Baru saja dia akan meletakkan ponselnya di atas nakas, sebuah notif pesan masuk membuat ponselnya kembali bergetar. Buru-buru Tania membaca pesan singkat itu.
[Assalammualaikum. Tania, Aku sudah di depan rumah kamu.]
Tubuh Tania menegang setelah membaca pesan singkat dari Bima. Bahagia, cemas, senang, sedih, bercampur mengaduk perasaannya. Dia benar-benar tidak ingin terlibat masalah dengan Saras. Apalagi ayah dan bunda juga sudah memperingatkan agar menjaga jarak dengan Bima. Bukan mereka tidak suka pada Bima, tapi takut dengan keluarga Bima dan Saras. Dua keluarga konglomerat itu sedang membuat kesepakatan kerja sama dengan ikatan pernikahan, mereka takut kedekatan Bima dan Tania akan mengacaukan rencana pernikahan itu.

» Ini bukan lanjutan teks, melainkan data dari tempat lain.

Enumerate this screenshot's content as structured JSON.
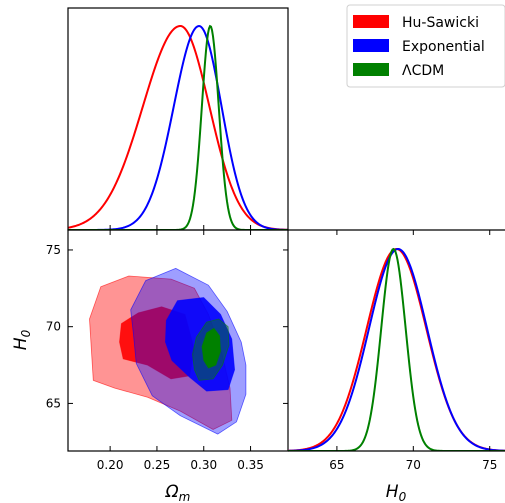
{
  "chart_data": {
    "type": "corner-plot",
    "legend": {
      "placement": "top-right",
      "entries": [
        {
          "name": "Hu-Sawicki",
          "color": "#ff0000"
        },
        {
          "name": "Exponential",
          "color": "#0000ff"
        },
        {
          "name": "ΛCDM",
          "color": "#008000"
        }
      ]
    },
    "parameters": [
      {
        "name": "Omega_m",
        "label": "Ω",
        "sub": "m",
        "range": [
          0.155,
          0.39
        ],
        "ticks": [
          0.2,
          0.25,
          0.3,
          0.35
        ],
        "tick_labels": [
          "0.20",
          "0.25",
          "0.30",
          "0.35"
        ]
      },
      {
        "name": "H0",
        "label": "H",
        "sub": "0",
        "range": [
          61.9,
          76.3
        ],
        "ticks": [
          65,
          70,
          75
        ],
        "tick_labels": [
          "65",
          "70",
          "75"
        ]
      }
    ],
    "marginal_omega": [
      {
        "series": "Hu-Sawicki",
        "color": "#ff0000",
        "peak": 0.275,
        "sigma_left": 0.04,
        "sigma_right": 0.031
      },
      {
        "series": "Exponential",
        "color": "#0000ff",
        "peak": 0.295,
        "sigma_left": 0.027,
        "sigma_right": 0.024
      },
      {
        "series": "ΛCDM",
        "color": "#008000",
        "peak": 0.307,
        "sigma_left": 0.009,
        "sigma_right": 0.009
      }
    ],
    "marginal_h0": [
      {
        "series": "Hu-Sawicki",
        "color": "#ff0000",
        "peak": 68.9,
        "sigma": 1.95
      },
      {
        "series": "Exponential",
        "color": "#0000ff",
        "peak": 69.0,
        "sigma": 1.9
      },
      {
        "series": "ΛCDM",
        "color": "#008000",
        "peak": 68.7,
        "sigma": 0.8
      }
    ],
    "contours": [
      {
        "series": "Hu-Sawicki",
        "color": "#ff0000",
        "level": "95%",
        "opacity": 0.42,
        "points": [
          [
            0.18,
            68.5
          ],
          [
            0.182,
            66.5
          ],
          [
            0.205,
            66.0
          ],
          [
            0.24,
            65.4
          ],
          [
            0.275,
            64.5
          ],
          [
            0.31,
            63.3
          ],
          [
            0.33,
            63.9
          ],
          [
            0.328,
            66.0
          ],
          [
            0.318,
            68.6
          ],
          [
            0.305,
            70.8
          ],
          [
            0.29,
            72.5
          ],
          [
            0.265,
            73.1
          ],
          [
            0.22,
            73.3
          ],
          [
            0.19,
            72.6
          ],
          [
            0.178,
            70.5
          ]
        ]
      },
      {
        "series": "Hu-Sawicki",
        "color": "#ff0000",
        "level": "68%",
        "opacity": 0.9,
        "points": [
          [
            0.21,
            69.0
          ],
          [
            0.214,
            67.9
          ],
          [
            0.24,
            67.5
          ],
          [
            0.265,
            66.6
          ],
          [
            0.285,
            66.8
          ],
          [
            0.29,
            68.5
          ],
          [
            0.28,
            70.8
          ],
          [
            0.255,
            71.3
          ],
          [
            0.23,
            70.9
          ],
          [
            0.212,
            70.2
          ]
        ]
      },
      {
        "series": "Exponential",
        "color": "#0000ff",
        "level": "95%",
        "opacity": 0.38,
        "points": [
          [
            0.222,
            71.1
          ],
          [
            0.238,
            73.0
          ],
          [
            0.27,
            73.8
          ],
          [
            0.305,
            72.7
          ],
          [
            0.325,
            71.0
          ],
          [
            0.34,
            69.0
          ],
          [
            0.345,
            67.5
          ],
          [
            0.345,
            65.6
          ],
          [
            0.335,
            63.8
          ],
          [
            0.315,
            63.0
          ],
          [
            0.275,
            64.2
          ],
          [
            0.245,
            65.5
          ],
          [
            0.228,
            67.6
          ],
          [
            0.225,
            69.5
          ]
        ]
      },
      {
        "series": "Exponential",
        "color": "#0000ff",
        "level": "68%",
        "opacity": 0.9,
        "points": [
          [
            0.26,
            70.4
          ],
          [
            0.272,
            71.7
          ],
          [
            0.3,
            71.9
          ],
          [
            0.318,
            70.8
          ],
          [
            0.33,
            69.2
          ],
          [
            0.333,
            67.2
          ],
          [
            0.326,
            65.9
          ],
          [
            0.303,
            65.8
          ],
          [
            0.285,
            66.7
          ],
          [
            0.266,
            67.8
          ],
          [
            0.259,
            69.0
          ]
        ]
      },
      {
        "series": "ΛCDM",
        "color": "#008000",
        "level": "95%",
        "opacity": 0.42,
        "points": [
          [
            0.29,
            67.2
          ],
          [
            0.295,
            66.5
          ],
          [
            0.31,
            66.6
          ],
          [
            0.32,
            67.5
          ],
          [
            0.327,
            68.8
          ],
          [
            0.326,
            70.0
          ],
          [
            0.316,
            70.5
          ],
          [
            0.303,
            70.3
          ],
          [
            0.292,
            69.3
          ],
          [
            0.288,
            68.2
          ]
        ]
      },
      {
        "series": "ΛCDM",
        "color": "#008000",
        "level": "68%",
        "opacity": 1.0,
        "points": [
          [
            0.3,
            67.8
          ],
          [
            0.305,
            67.3
          ],
          [
            0.313,
            67.5
          ],
          [
            0.318,
            68.4
          ],
          [
            0.317,
            69.4
          ],
          [
            0.311,
            69.9
          ],
          [
            0.303,
            69.6
          ],
          [
            0.298,
            68.7
          ]
        ]
      }
    ]
  }
}
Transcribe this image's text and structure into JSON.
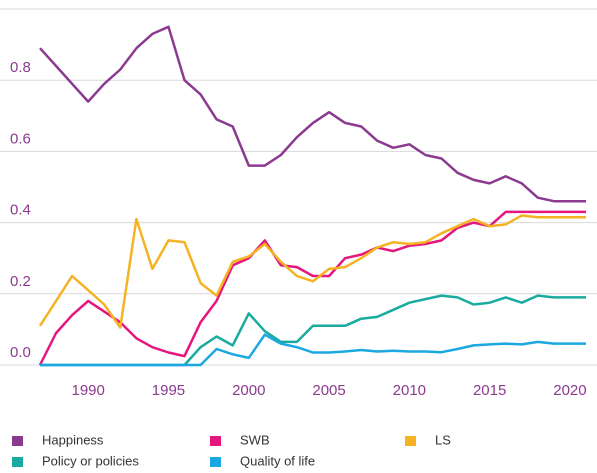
{
  "chart_data": {
    "type": "line",
    "x": [
      1987,
      1988,
      1989,
      1990,
      1991,
      1992,
      1993,
      1994,
      1995,
      1996,
      1997,
      1998,
      1999,
      2000,
      2001,
      2002,
      2003,
      2004,
      2005,
      2006,
      2007,
      2008,
      2009,
      2010,
      2011,
      2012,
      2013,
      2014,
      2015,
      2016,
      2017,
      2018,
      2019,
      2020,
      2021
    ],
    "xlim": [
      1987,
      2021
    ],
    "xticks": [
      1990,
      1995,
      2000,
      2005,
      2010,
      2015,
      2020
    ],
    "ylim": [
      0,
      1
    ],
    "yticks": [
      {
        "value": 0,
        "label": "0.0"
      },
      0.2,
      0.4,
      0.6,
      0.8
    ],
    "grid": true,
    "legend": "bottom",
    "series": [
      {
        "name": "Happiness",
        "color": "#8b3a8f",
        "values": [
          0.89,
          0.84,
          0.79,
          0.74,
          0.79,
          0.83,
          0.89,
          0.93,
          0.95,
          0.8,
          0.76,
          0.69,
          0.67,
          0.56,
          0.56,
          0.59,
          0.64,
          0.68,
          0.71,
          0.68,
          0.67,
          0.63,
          0.61,
          0.62,
          0.59,
          0.58,
          0.54,
          0.52,
          0.51,
          0.53,
          0.51,
          0.47,
          0.46,
          0.46,
          0.46
        ]
      },
      {
        "name": "SWB",
        "color": "#e5177e",
        "values": [
          0,
          0.09,
          0.14,
          0.18,
          0.15,
          0.12,
          0.075,
          0.05,
          0.035,
          0.025,
          0.12,
          0.18,
          0.28,
          0.3,
          0.35,
          0.28,
          0.275,
          0.25,
          0.25,
          0.3,
          0.31,
          0.33,
          0.32,
          0.335,
          0.34,
          0.35,
          0.385,
          0.4,
          0.39,
          0.43,
          0.43,
          0.43,
          0.43,
          0.43,
          0.43
        ]
      },
      {
        "name": "LS",
        "color": "#f5b324",
        "values": [
          0.11,
          0.18,
          0.25,
          0.21,
          0.17,
          0.105,
          0.41,
          0.27,
          0.35,
          0.345,
          0.23,
          0.195,
          0.29,
          0.305,
          0.34,
          0.29,
          0.25,
          0.235,
          0.27,
          0.275,
          0.3,
          0.33,
          0.345,
          0.34,
          0.345,
          0.37,
          0.39,
          0.41,
          0.39,
          0.395,
          0.42,
          0.415,
          0.415,
          0.415,
          0.415
        ]
      },
      {
        "name": "Policy or policies",
        "color": "#1aaba0",
        "values": [
          0,
          0,
          0,
          0,
          0,
          0,
          0,
          0,
          0,
          0,
          0.05,
          0.08,
          0.055,
          0.145,
          0.095,
          0.065,
          0.065,
          0.11,
          0.11,
          0.11,
          0.13,
          0.135,
          0.155,
          0.175,
          0.185,
          0.195,
          0.19,
          0.17,
          0.175,
          0.19,
          0.175,
          0.195,
          0.19,
          0.19,
          0.19
        ]
      },
      {
        "name": "Quality of life",
        "color": "#1ba8e0",
        "values": [
          0,
          0,
          0,
          0,
          0,
          0,
          0,
          0,
          0,
          0,
          0,
          0.045,
          0.03,
          0.02,
          0.085,
          0.06,
          0.05,
          0.035,
          0.035,
          0.038,
          0.042,
          0.038,
          0.04,
          0.038,
          0.038,
          0.036,
          0.045,
          0.055,
          0.058,
          0.06,
          0.058,
          0.065,
          0.06,
          0.06,
          0.06
        ]
      }
    ]
  }
}
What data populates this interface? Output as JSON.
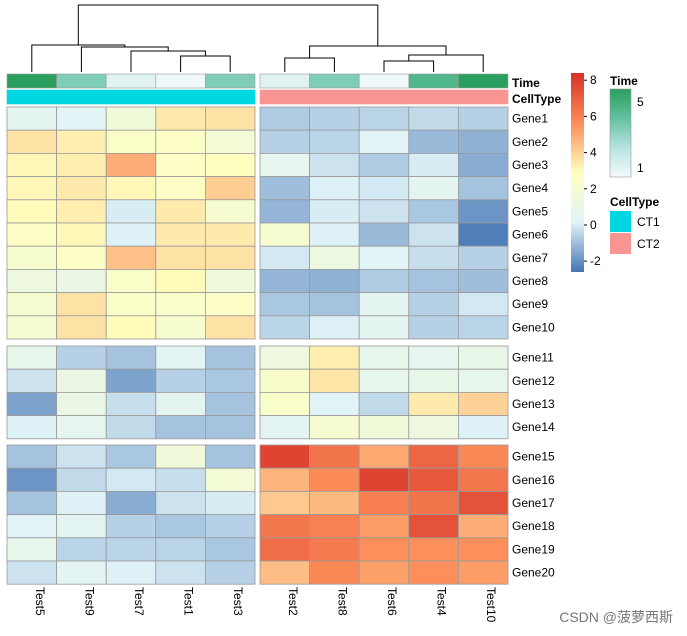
{
  "chart_data": {
    "type": "heatmap",
    "columns_left": [
      "Test5",
      "Test9",
      "Test7",
      "Test1",
      "Test3"
    ],
    "columns_right": [
      "Test2",
      "Test8",
      "Test6",
      "Test4",
      "Test10"
    ],
    "row_groups": [
      [
        "Gene1",
        "Gene2",
        "Gene3",
        "Gene4",
        "Gene5",
        "Gene6",
        "Gene7",
        "Gene8",
        "Gene9",
        "Gene10"
      ],
      [
        "Gene11",
        "Gene12",
        "Gene13",
        "Gene14"
      ],
      [
        "Gene15",
        "Gene16",
        "Gene17",
        "Gene18",
        "Gene19",
        "Gene20"
      ]
    ],
    "values": [
      [
        0.5,
        0.3,
        1.7,
        3.4,
        3.6,
        -0.7,
        -0.6,
        -0.5,
        -0.4,
        -0.6
      ],
      [
        3.6,
        3.3,
        2.5,
        2.6,
        1.8,
        -0.6,
        -0.5,
        0.2,
        -1.1,
        -1.3
      ],
      [
        3.1,
        3.3,
        4.9,
        2.6,
        2.9,
        0.7,
        -0.2,
        -0.7,
        0.0,
        -1.4
      ],
      [
        3.1,
        3.4,
        3.1,
        2.6,
        4.1,
        -1.0,
        0.1,
        -0.1,
        0.5,
        -0.9
      ],
      [
        3.0,
        3.3,
        0.0,
        3.4,
        2.1,
        -1.2,
        0.0,
        -0.2,
        -0.8,
        -1.9
      ],
      [
        2.6,
        3.1,
        0.1,
        3.4,
        3.4,
        2.1,
        0.1,
        -1.1,
        -0.2,
        -2.4
      ],
      [
        2.2,
        2.6,
        4.4,
        3.6,
        3.6,
        -0.1,
        1.3,
        0.3,
        -0.3,
        -0.6
      ],
      [
        1.4,
        1.1,
        2.5,
        3.0,
        1.5,
        -1.2,
        -1.3,
        -0.7,
        -0.9,
        -1.0
      ],
      [
        2.1,
        3.6,
        2.5,
        2.4,
        2.6,
        -0.8,
        -0.9,
        0.5,
        -0.6,
        -0.1
      ],
      [
        2.1,
        3.6,
        3.0,
        2.2,
        3.6,
        -0.5,
        0.1,
        0.5,
        -0.6,
        -0.5
      ],
      [
        0.8,
        -0.6,
        -0.9,
        0.4,
        -0.9,
        1.4,
        3.3,
        0.8,
        0.7,
        0.9
      ],
      [
        -0.2,
        1.1,
        -1.6,
        -0.6,
        -0.8,
        2.3,
        3.5,
        0.8,
        0.9,
        0.8
      ],
      [
        -1.6,
        1.0,
        -0.3,
        0.5,
        -0.9,
        2.4,
        0.2,
        -0.4,
        3.4,
        4.0
      ],
      [
        0.1,
        0.7,
        -0.4,
        -0.9,
        -0.9,
        0.4,
        2.1,
        1.7,
        1.4,
        0.1
      ],
      [
        -0.9,
        -0.2,
        -0.8,
        1.6,
        -0.9,
        7.8,
        6.4,
        5.0,
        6.8,
        5.8
      ],
      [
        -1.9,
        -0.4,
        -0.1,
        -0.3,
        1.8,
        4.7,
        5.7,
        7.8,
        7.2,
        6.3
      ],
      [
        -0.9,
        0.1,
        -1.4,
        -0.2,
        0.0,
        4.2,
        4.6,
        6.1,
        6.4,
        7.4
      ],
      [
        0.2,
        0.4,
        -0.6,
        -0.8,
        -0.6,
        6.3,
        6.0,
        5.3,
        7.4,
        4.9
      ],
      [
        0.8,
        -0.5,
        -0.5,
        -0.5,
        -0.8,
        6.6,
        6.2,
        5.6,
        5.6,
        5.6
      ],
      [
        -0.2,
        0.4,
        0.1,
        -0.2,
        -0.6,
        4.5,
        5.8,
        5.2,
        5.6,
        5.3
      ]
    ],
    "time_annotation": [
      5,
      3.2,
      1.4,
      1.1,
      3.2,
      1.4,
      3.2,
      1.1,
      4.1,
      5
    ],
    "celltype_annotation": [
      "CT1",
      "CT1",
      "CT1",
      "CT1",
      "CT1",
      "CT2",
      "CT2",
      "CT2",
      "CT2",
      "CT2"
    ],
    "annotation_labels": {
      "time": "Time",
      "celltype": "CellType"
    },
    "color_scale": {
      "ticks": [
        8,
        6,
        4,
        2,
        0,
        -2
      ],
      "range": [
        -2.6,
        8.4
      ],
      "stops": [
        {
          "v": -2.6,
          "c": "#4575b4"
        },
        {
          "v": 0.15,
          "c": "#e0f3f8"
        },
        {
          "v": 2.9,
          "c": "#ffffbf"
        },
        {
          "v": 5.65,
          "c": "#fc8d59"
        },
        {
          "v": 8.4,
          "c": "#d73027"
        }
      ]
    },
    "legend": {
      "time": {
        "title": "Time",
        "min_label": "1",
        "max_label": "5",
        "colors": [
          "#f2fafa",
          "#b7e3e0",
          "#63c1a1",
          "#2a9f5e"
        ]
      },
      "celltype": {
        "title": "CellType",
        "entries": [
          {
            "label": "CT1",
            "color": "#00d7e0"
          },
          {
            "label": "CT2",
            "color": "#f69591"
          }
        ]
      }
    }
  },
  "watermark": "CSDN @菠萝西斯"
}
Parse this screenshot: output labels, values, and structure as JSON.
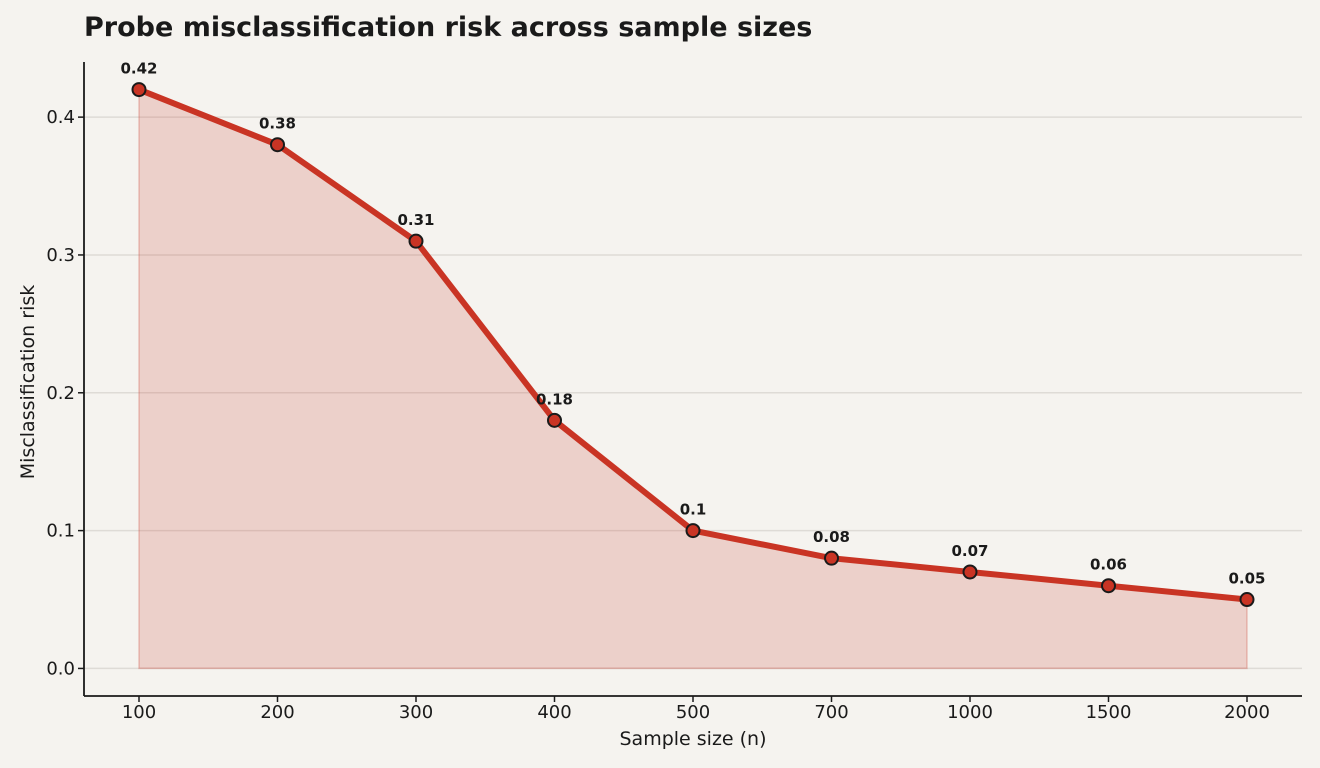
{
  "chart_data": {
    "type": "area",
    "title": "Probe misclassification risk across sample sizes",
    "xlabel": "Sample size (n)",
    "ylabel": "Misclassification risk",
    "categories": [
      "100",
      "200",
      "300",
      "400",
      "500",
      "700",
      "1000",
      "1500",
      "2000"
    ],
    "values": [
      0.42,
      0.38,
      0.31,
      0.18,
      0.1,
      0.08,
      0.07,
      0.06,
      0.05
    ],
    "data_labels": [
      "0.42",
      "0.38",
      "0.31",
      "0.18",
      "0.1",
      "0.08",
      "0.07",
      "0.06",
      "0.05"
    ],
    "yticks": [
      0.0,
      0.1,
      0.2,
      0.3,
      0.4
    ],
    "ytick_labels": [
      "0.0",
      "0.1",
      "0.2",
      "0.3",
      "0.4"
    ],
    "ylim": [
      -0.02,
      0.44
    ],
    "grid": "horizontal",
    "legend": "none",
    "colors": {
      "line": "#c93424",
      "fill": "#c93424",
      "marker_edge": "#1a1a1a",
      "grid": "#dedbd6",
      "axis": "#1a1a1a",
      "background": "#f5f3ef"
    }
  }
}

Sesaat Tania mondar mandir di kamarnya memikirkan langkah apa yang harus diambil. Setelah berpikir keras, ia memutuskan menemui Bima dan bicara apa adanya. Dia mengganti bajunya dan memakai kerudung lalu bergegas menuruni tangga menuju pintu depan. Sesaat Ia menoleh ke belakang, terlihat Bik Darmi sedang sibuk menyiapkan makan malam.
"Bik, buatkan minumnya, ada tamu!" teriaknya.
"Siap Non!" sahut bik Darmi dari dapur.
Jam dinding menunjuk pukul empat sore. Pak Brata, bu Ririn, dan Tanty belum pulang dari kantor masing-masing. Saat membuka pintu, Bima sudah berdiri di sana, kedua tangannya disembunyikan di belakang.
"Assalammualaikum," sapa Bima tersenyum saat Tania membuka pintu.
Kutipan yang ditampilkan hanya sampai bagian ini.